On the other side of the debate: Frank Saccoccio, the president of the 2nd Amendment Coalition, recited the reasons he believes the bills are flawed, indefensibly punitive to "law-abiding citizens" and potentially unconstitutional — especially the registration requirement for the so-called assault weapons, already owned, that would be grandfathered in.

He reserved some of his harshest criticism for a reintroduced bill to ban the concealed carry of guns on school grounds, except in the hands of school-hired security officers and law-enforcement officers.

"This bill is the worst thing we can do for our children," he argued. "If somebody came on the school grounds while I was dropping off my nephew, I might be the only person there that could stop that shooter. This bill would say I can't have my firearm there." And were he one of the teachers, "all it does is put me in the closet, praying that that person doesn't come in and shoot me with the rest of the kids. It does nothing for school safety. Nothing." 
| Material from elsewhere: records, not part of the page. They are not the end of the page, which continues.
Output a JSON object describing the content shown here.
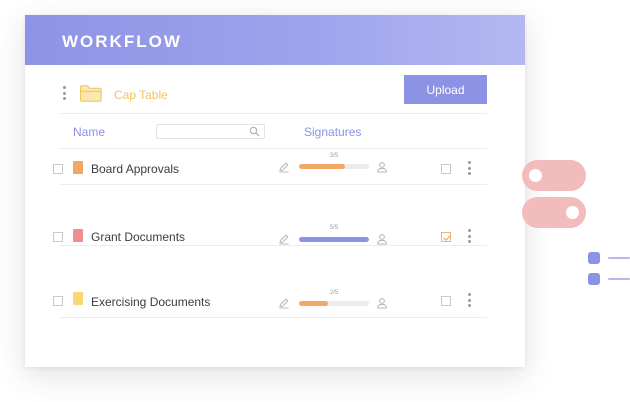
{
  "header": {
    "title": "WORKFLOW"
  },
  "toolbar": {
    "folder_label": "Cap Table",
    "upload_label": "Upload"
  },
  "columns": {
    "name": "Name",
    "signatures": "Signatures",
    "search_placeholder": ""
  },
  "rows": [
    {
      "name": "Board Approvals",
      "file_color": "#f2a766",
      "signed_label": "3/5",
      "progress": 0.65,
      "progress_color": "#f2a766",
      "checked": false
    },
    {
      "name": "Grant Documents",
      "file_color": "#ee8f8f",
      "signed_label": "5/5",
      "progress": 1.0,
      "progress_color": "#8c92e4",
      "checked": true
    },
    {
      "name": "Exercising Documents",
      "file_color": "#f7d873",
      "signed_label": "2/5",
      "progress": 0.42,
      "progress_color": "#f2a766",
      "checked": false
    }
  ],
  "colors": {
    "accent": "#8c92e4",
    "folder": "#f2c45c",
    "toggle": "#f3bcbc"
  },
  "icons": [
    "kebab-menu-icon",
    "folder-icon",
    "search-icon",
    "file-icon",
    "pen-icon",
    "user-icon",
    "checkbox-icon"
  ]
}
"Both sides may not agree, but the worst thing we can do is just throw up our hands and not try something," countered Sen. Harold Metts, retired assistant principal at Providence’s Central High School.
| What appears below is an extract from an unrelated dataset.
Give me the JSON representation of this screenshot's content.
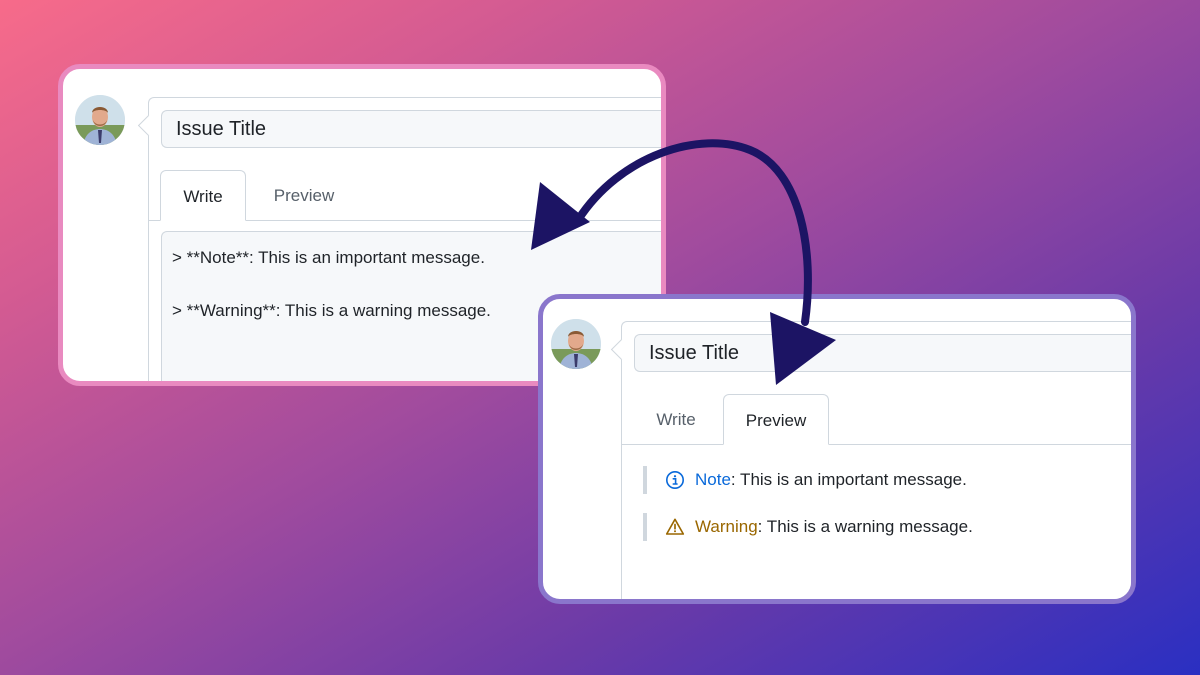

Metts also recalled the 2000 death of Sgt. Cornel Young Jr.., a young black off-duty officer who was shot and killed by fellow officers who mistook him for a suspect when he approached them with his gun in his hand to ask if he could assist them at a disturbance.

"I can see me being in the school" with a gun when police arrived," said Metts, a black man. "I'm going to get shot from both ends."

Deputy Attorney General Adi Goldstein left the lawmakers with this statistic, compiled by Education Week: 113 people killed or injured in school shootings in 2018, with 23 shootings leading to injuries or deaths. That included a Nov. 20 incident in Virginia in which a parent was wounded after a gun in another parent's pocket accidentally discharged.

The State House was teeming with gun-rights activists in yellow T-shirts, the Rhode Island Firearms Owners League having put out a call on Facebook for a turnout.  It began: "!!!ALL HANDS ON DECK!!!  We need yellow shirts to show up at the statehouse again ... Why: Because our rights shall not be infringed!"

On its website, the NRA-Institute for Legislative Action posted this notice: "NRA members and Rhode Island gun owners need to answer the call again to make sure these bills do not advance."

Among the NRA's arguments: "S635 by Sen. [Joshua] Miller ... would actually ban some of the most commonly-owned semi-automatic firearms in Rhode Island and impose a registry for those that already own them ... S637 by Sen. [Gayle] Goldin prohibiting sale/possession of a feeding device holding more than 10 ammunition rounds ... does nothing but further restrict law-abiding gun owners from being able to effectively defend themselves. Criminals, by definition, do not follow the law and will not follow this one either."